Create a set of security standards:
Work with your district’s IT department to come up with a set of standards on how you will handle cardholder information to keep your networks secure. Once the standards are created, they should be posted in an accessible place for employees to reference like;
- How to handle cardholder information when written down or in an email
- Policies for using personal devices for work
- Software update practices
- How long you will hold credit card information
Educate users on what information you collect, how it is used, and stored:
Let parents know exactly how the information they give you is handled. This will give parents peace of mind when making purchases, and it also increases your school’s transparency within the community.
Work with your district’s contact partners and vendors:
You are responsible for how your partners and vendors handle your district’s cardholder information. Find out what measures they take to protect this sensitive information. You want to be sure that you choose vendors with your payer’s best interests at heart.

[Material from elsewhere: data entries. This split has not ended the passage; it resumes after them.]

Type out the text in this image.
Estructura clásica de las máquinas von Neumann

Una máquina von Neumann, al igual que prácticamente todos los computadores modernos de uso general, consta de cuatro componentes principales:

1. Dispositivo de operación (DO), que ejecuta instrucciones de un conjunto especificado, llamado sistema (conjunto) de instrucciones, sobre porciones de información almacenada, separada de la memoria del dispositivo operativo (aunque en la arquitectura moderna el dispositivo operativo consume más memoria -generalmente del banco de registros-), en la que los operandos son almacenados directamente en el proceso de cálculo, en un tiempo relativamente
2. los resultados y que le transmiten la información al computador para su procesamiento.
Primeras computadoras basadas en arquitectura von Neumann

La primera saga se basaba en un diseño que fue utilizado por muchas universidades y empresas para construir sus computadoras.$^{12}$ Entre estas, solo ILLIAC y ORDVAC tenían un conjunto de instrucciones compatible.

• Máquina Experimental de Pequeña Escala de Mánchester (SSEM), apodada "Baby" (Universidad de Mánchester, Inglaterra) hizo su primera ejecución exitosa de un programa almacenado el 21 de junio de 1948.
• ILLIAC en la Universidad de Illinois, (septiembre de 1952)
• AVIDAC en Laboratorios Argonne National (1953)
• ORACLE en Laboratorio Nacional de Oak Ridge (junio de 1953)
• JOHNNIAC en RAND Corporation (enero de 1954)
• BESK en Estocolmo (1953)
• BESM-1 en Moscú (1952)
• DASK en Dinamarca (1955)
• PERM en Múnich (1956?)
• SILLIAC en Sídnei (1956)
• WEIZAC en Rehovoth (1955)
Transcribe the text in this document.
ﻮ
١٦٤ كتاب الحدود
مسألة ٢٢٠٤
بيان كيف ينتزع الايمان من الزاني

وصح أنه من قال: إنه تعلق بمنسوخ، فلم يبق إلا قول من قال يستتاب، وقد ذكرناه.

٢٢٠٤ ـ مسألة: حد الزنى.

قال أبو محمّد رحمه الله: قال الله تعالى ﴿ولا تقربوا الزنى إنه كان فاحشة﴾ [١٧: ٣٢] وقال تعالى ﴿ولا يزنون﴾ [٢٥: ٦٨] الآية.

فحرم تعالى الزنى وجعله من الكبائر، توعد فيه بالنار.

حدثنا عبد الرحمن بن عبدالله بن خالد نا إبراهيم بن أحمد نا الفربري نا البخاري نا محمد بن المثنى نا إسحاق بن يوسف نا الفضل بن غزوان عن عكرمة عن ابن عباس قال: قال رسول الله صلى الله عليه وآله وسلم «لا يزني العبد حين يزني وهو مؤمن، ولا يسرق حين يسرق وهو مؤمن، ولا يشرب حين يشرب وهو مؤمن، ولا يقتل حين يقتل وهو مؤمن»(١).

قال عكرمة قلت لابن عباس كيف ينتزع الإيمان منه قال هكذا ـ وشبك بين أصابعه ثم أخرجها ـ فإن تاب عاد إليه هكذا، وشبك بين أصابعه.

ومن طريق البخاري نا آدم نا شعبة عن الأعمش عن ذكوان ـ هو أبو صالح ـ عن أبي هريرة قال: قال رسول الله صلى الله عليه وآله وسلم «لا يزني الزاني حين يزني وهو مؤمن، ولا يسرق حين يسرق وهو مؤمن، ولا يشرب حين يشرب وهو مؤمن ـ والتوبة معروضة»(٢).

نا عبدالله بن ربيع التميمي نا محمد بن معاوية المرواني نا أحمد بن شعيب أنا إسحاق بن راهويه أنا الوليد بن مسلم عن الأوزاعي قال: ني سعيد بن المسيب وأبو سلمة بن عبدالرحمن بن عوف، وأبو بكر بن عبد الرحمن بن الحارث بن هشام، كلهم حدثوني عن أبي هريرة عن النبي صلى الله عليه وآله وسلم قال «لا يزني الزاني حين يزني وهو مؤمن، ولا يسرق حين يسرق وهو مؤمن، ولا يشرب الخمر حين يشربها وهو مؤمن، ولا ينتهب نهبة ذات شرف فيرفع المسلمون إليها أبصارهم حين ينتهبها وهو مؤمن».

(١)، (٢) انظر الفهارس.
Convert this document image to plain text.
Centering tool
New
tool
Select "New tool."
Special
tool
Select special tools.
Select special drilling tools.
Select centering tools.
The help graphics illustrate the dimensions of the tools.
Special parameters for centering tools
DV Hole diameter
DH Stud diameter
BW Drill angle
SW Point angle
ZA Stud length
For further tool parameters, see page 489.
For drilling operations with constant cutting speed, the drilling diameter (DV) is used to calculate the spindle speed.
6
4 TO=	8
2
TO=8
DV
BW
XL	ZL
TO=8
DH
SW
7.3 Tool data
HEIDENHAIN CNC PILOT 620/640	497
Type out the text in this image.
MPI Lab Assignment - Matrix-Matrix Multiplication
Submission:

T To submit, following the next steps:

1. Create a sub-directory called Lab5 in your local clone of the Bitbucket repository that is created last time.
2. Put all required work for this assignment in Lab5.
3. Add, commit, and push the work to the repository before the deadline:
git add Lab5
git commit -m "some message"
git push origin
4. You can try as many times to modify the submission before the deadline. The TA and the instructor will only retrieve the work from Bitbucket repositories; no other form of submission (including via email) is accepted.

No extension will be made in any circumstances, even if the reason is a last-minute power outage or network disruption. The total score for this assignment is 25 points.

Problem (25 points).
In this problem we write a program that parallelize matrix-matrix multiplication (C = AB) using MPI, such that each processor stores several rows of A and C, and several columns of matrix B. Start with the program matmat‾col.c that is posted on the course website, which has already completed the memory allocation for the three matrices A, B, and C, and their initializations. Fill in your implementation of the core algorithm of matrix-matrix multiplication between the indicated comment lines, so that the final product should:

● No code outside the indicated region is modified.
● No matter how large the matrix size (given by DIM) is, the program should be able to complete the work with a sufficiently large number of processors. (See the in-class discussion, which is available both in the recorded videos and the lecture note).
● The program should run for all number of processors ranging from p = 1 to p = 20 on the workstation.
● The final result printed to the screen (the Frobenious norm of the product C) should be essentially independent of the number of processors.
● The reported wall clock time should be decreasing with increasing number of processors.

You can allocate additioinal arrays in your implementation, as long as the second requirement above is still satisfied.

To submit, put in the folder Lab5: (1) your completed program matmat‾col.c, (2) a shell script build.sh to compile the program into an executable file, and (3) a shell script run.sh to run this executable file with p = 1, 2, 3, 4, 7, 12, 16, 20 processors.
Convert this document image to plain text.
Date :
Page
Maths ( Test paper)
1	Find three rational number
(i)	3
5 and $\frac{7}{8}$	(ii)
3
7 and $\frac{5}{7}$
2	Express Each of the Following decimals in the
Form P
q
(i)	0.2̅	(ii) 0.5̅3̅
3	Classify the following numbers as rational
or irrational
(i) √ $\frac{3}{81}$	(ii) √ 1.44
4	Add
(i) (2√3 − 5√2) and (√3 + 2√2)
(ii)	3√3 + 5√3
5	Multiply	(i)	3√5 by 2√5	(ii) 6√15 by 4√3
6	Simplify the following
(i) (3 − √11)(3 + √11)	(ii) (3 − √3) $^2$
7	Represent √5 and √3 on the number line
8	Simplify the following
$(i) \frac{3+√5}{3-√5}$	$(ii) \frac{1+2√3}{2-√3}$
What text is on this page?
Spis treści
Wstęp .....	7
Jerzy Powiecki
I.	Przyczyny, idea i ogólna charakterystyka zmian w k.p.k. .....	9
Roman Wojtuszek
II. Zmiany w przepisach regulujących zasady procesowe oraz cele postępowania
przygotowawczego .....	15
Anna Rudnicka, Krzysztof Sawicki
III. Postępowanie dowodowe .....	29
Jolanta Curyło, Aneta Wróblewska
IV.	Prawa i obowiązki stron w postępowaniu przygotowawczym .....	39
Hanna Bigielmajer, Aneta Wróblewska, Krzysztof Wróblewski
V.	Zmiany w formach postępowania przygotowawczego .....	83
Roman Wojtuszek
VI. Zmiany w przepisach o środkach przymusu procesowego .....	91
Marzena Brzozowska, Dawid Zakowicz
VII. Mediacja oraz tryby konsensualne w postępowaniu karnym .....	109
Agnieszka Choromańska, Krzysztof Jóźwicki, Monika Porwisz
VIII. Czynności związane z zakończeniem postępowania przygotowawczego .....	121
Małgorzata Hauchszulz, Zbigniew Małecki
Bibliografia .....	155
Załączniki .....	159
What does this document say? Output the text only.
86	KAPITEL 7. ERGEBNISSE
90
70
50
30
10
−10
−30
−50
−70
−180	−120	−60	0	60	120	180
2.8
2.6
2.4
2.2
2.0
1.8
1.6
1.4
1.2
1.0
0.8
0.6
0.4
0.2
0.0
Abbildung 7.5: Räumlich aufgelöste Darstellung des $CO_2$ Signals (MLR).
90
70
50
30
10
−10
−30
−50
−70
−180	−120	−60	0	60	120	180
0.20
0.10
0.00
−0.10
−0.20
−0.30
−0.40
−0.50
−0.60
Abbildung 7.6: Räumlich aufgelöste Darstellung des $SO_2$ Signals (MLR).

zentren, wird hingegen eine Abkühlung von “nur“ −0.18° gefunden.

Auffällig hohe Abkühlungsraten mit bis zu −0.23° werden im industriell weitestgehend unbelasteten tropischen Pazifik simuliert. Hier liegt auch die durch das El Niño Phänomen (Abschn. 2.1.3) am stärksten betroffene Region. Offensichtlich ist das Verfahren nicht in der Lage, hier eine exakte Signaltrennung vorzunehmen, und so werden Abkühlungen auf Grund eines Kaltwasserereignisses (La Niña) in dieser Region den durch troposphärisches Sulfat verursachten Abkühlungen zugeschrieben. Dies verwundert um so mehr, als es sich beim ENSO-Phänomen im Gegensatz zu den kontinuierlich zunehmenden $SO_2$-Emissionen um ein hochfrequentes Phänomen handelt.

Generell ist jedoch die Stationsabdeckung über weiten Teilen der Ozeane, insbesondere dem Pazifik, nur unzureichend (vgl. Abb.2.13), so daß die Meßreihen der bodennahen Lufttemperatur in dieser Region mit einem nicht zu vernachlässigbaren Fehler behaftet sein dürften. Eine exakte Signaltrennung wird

Offer continuous security training for staff:
Technology is constantly changing and so are the threats for potential breaches. Keeping your staff updated is one of the best ways to stay ahead. Pay attention to new technologies, trends, and standards that could keep your information safe. Resources are readily available online for your staff to research and get started.
Know exactly how you store credit card data and where:
You can’t protect your weak spots if you don’t know where they are. Start with your current process and work from there! Figure out the strengths of your data security and focus on the potential weaknesses to keep everyone’s data safe and sound.